This was a situation a Step Mum had:
My new husband and I have been married for 6 months and Christmas is looming. He has 4 children from his previous marriage and I have 2. We are going to be spending Christmas together and each set of children have their own traditions and set of decorations for the tree. Tension is already building as both sets of children want the tree the way they have had it in the past and want to put their own decoration on the tree. I would like to start a new set of decorations with my new husband as for me is signals the start of my new life. How can I keep everybody happy?

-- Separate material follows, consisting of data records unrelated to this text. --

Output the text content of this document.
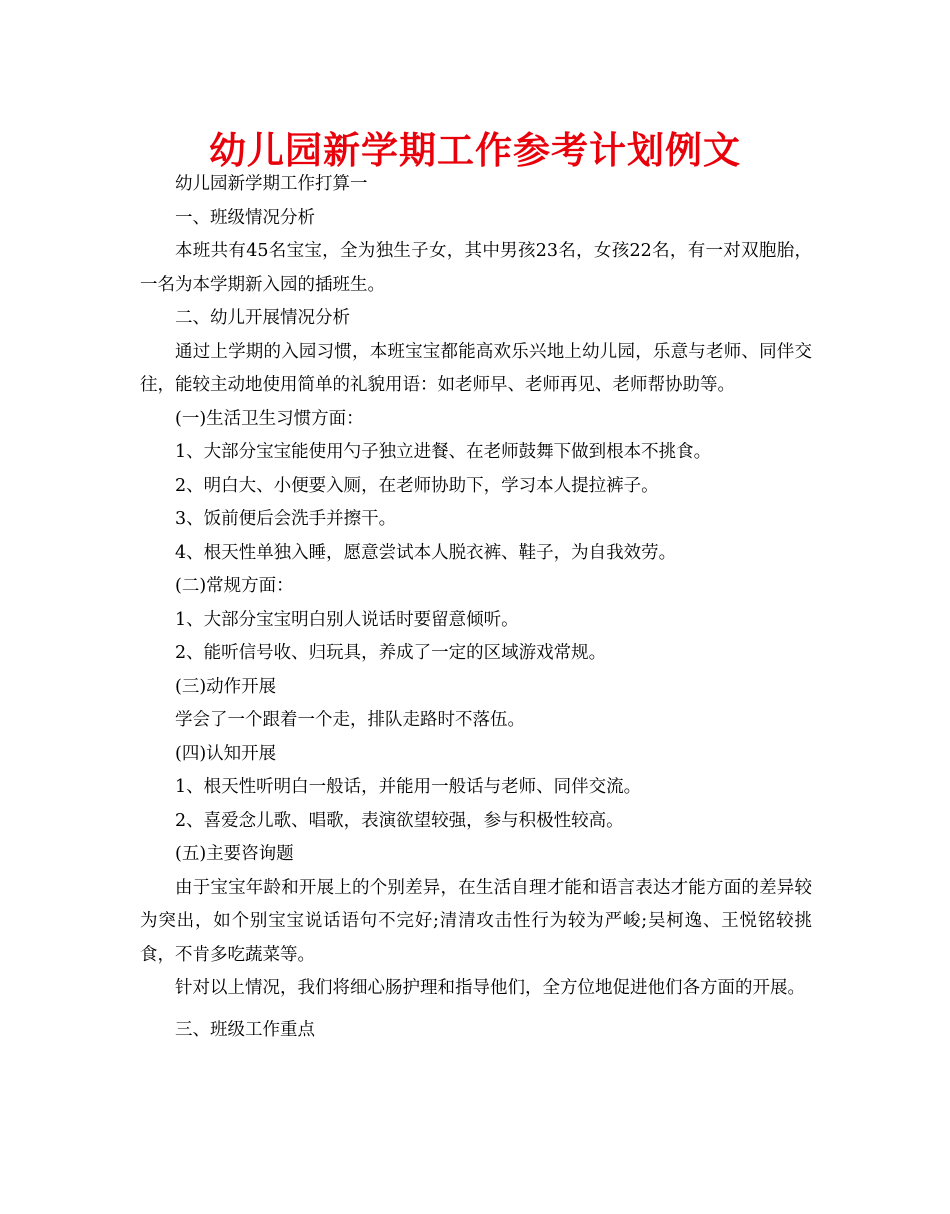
幼儿园新学期工作参考计划例文

幼儿园新学期工作打算一

一、班级情况分析

本班共有45名宝宝，全为独生子女，其中男孩23名，女孩22名，有一对双胞胎，一名为本学期新入园的插班生。

二、幼儿开展情况分析

通过上学期的入园习惯，本班宝宝都能高欢乐兴地上幼儿园，乐意与老师、同伴交往，能较主动地使用简单的礼貌用语：如老师早、老师再见、老师帮协助等。

(一)生活卫生习惯方面：

1、大部分宝宝能使用勺子独立进餐、在老师鼓舞下做到根本不挑食。

2、明白大、小便要入厕，在老师协助下，学习本人提拉裤子。

3、饭前便后会洗手并擦干。

4、根天性单独入睡，愿意尝试本人脱衣裤、鞋子，为自我效劳。

(二)常规方面：

1、大部分宝宝明白别人说话时要留意倾听。

2、能听信号收、归玩具，养成了一定的区域游戏常规。

(三)动作开展

学会了一个跟着一个走，排队走路时不落伍。

(四)认知开展

1、根天性听明白一般话，并能用一般话与老师、同伴交流。

2、喜爱念儿歌、唱歌，表演欲望较强，参与积极性较高。

(五)主要咨询题

由于宝宝年龄和开展上的个别差异，在生活自理才能和语言表达才能方面的差异较为突出，如个别宝宝说话语句不完好;清清攻击性行为较为严峻;吴柯逸、王悦铭较挑食，不肯多吃蔬菜等。

针对以上情况，我们将细心肠护理和指导他们，全方位地促进他们各方面的开展。

三、班级工作重点
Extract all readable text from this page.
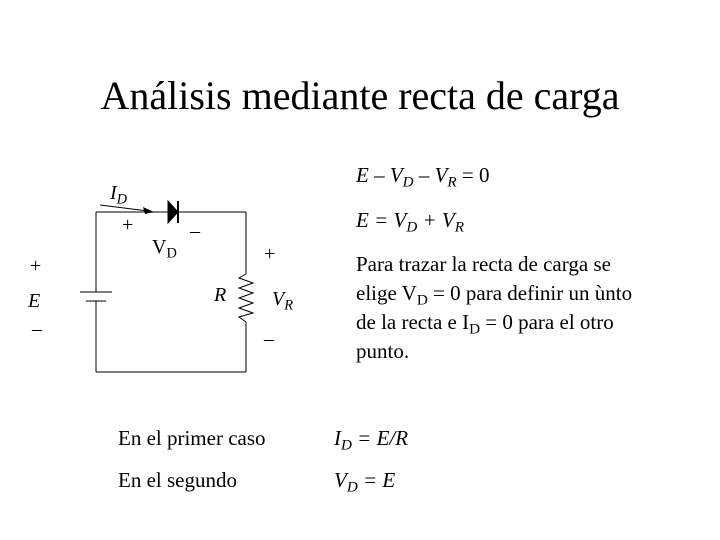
Análisis mediante recta de carga
$I_D$
+	–
$V_D$
+
E
–
R
+
$V_R$
–
$E - V_D - V_R = 0$
$E = V_D + V_R$
Para trazar la recta de carga se
elige $V_D = 0$ para definir un ùnto
de la recta e $I_D = 0$ para el otro
punto.
En el primer caso	$I_D = E/R$
En el segundo	$V_D = E$
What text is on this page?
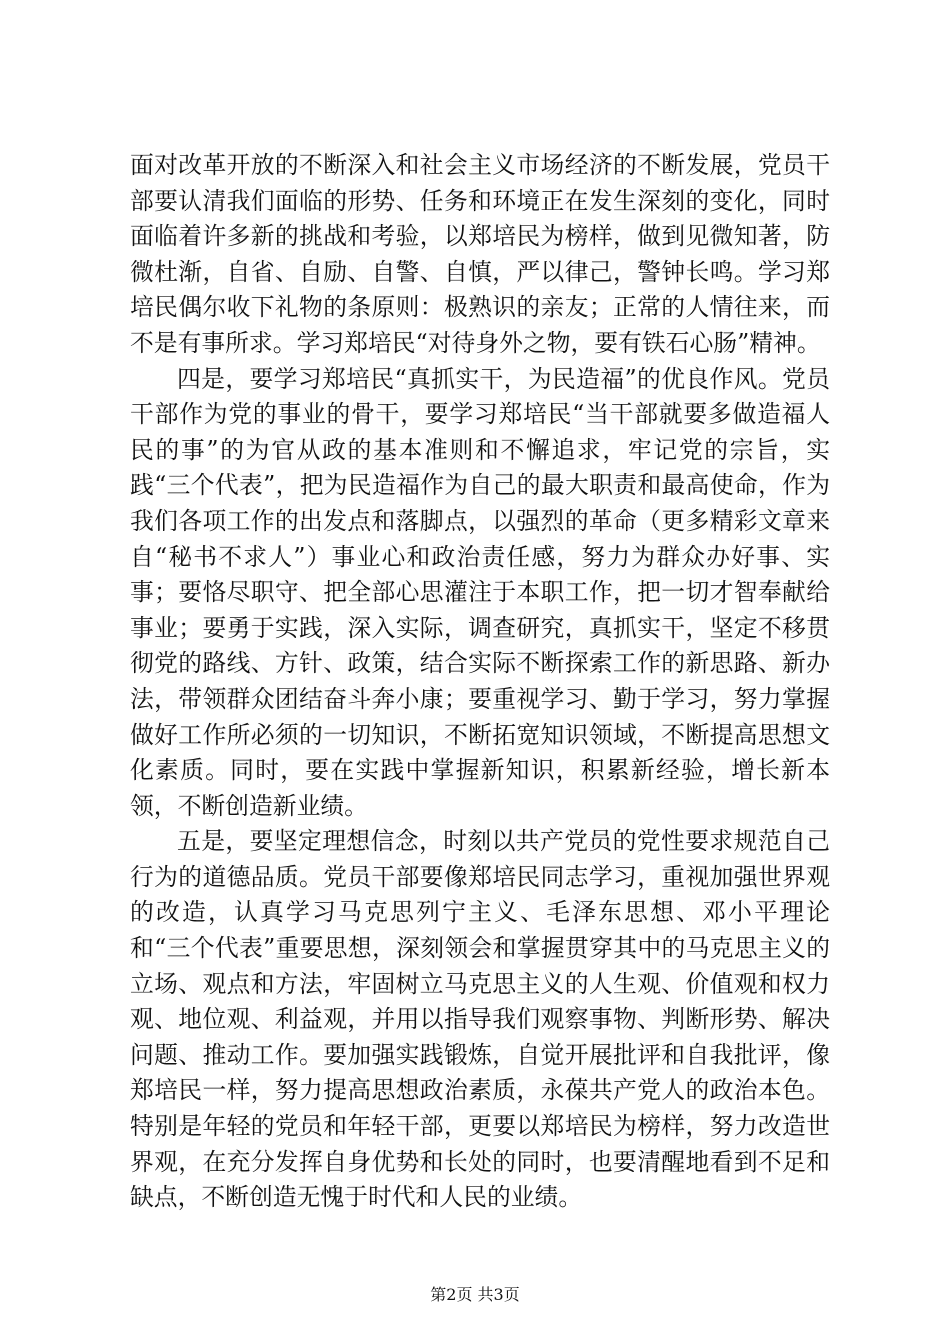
面对改革开放的不断深入和社会主义市场经济的不断发展，党员干部要认清我们面临的形势、任务和环境正在发生深刻的变化，同时面临着许多新的挑战和考验，以郑培民为榜样，做到见微知著，防微杜渐，自省、自励、自警、自慎，严以律己，警钟长鸣。学习郑培民偶尔收下礼物的条原则：极熟识的亲友；正常的人情往来，而不是有事所求。学习郑培民“对待身外之物，要有铁石心肠”精神。

四是，要学习郑培民“真抓实干，为民造福”的优良作风。党员干部作为党的事业的骨干，要学习郑培民“当干部就要多做造福人民的事”的为官从政的基本准则和不懈追求，牢记党的宗旨，实践“三个代表”，把为民造福作为自己的最大职责和最高使命，作为我们各项工作的出发点和落脚点，以强烈的革命（更多精彩文章来自“秘书不求人”）事业心和政治责任感，努力为群众办好事、实事；要恪尽职守、把全部心思灌注于本职工作，把一切才智奉献给事业；要勇于实践，深入实际，调查研究，真抓实干，坚定不移贯彻党的路线、方针、政策，结合实际不断探索工作的新思路、新办法，带领群众团结奋斗奔小康；要重视学习、勤于学习，努力掌握做好工作所必须的一切知识，不断拓宽知识领域，不断提高思想文化素质。同时，要在实践中掌握新知识，积累新经验，增长新本领，不断创造新业绩。

五是，要坚定理想信念，时刻以共产党员的党性要求规范自己行为的道德品质。党员干部要像郑培民同志学习，重视加强世界观的改造，认真学习马克思列宁主义、毛泽东思想、邓小平理论和“三个代表”重要思想，深刻领会和掌握贯穿其中的马克思主义的立场、观点和方法，牢固树立马克思主义的人生观、价值观和权力观、地位观、利益观，并用以指导我们观察事物、判断形势、解决问题、推动工作。要加强实践锻炼，自觉开展批评和自我批评，像郑培民一样，努力提高思想政治素质，永葆共产党人的政治本色。特别是年轻的党员和年轻干部，更要以郑培民为榜样，努力改造世界观，在充分发挥自身优势和长处的同时，也要清醒地看到不足和缺点，不断创造无愧于时代和人民的业绩。

第2页 共3页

And this is one way we suggested she could solve this dilemma:
Family traditions and ways in which we celebrate holidays are really important to families. They form part of our family culture so can be very distressing and difficult for children to give up after divorce and remarriage. The building up of new family traditions and forming a blended family culture takes time and cannot be rushed. For this first Christmas together it may be helpful to everyone to allow both sets of children to maintain their ‘family culture’ and have a tree each. This will show the children that you understand and respect their unique family traditions and each set of children can decorate to their own taste using their own decorations. Not only that, it will save arguments and upset.
You could go all the way and get a third tree for yourself and your new husband. This could be the start of your blended family tradition if you ask everyone to join in. It may be expensive and your house will look like a small forest but maybe 3 small tress rather than one big one will bring good tidings and joy to your new family this Christmas.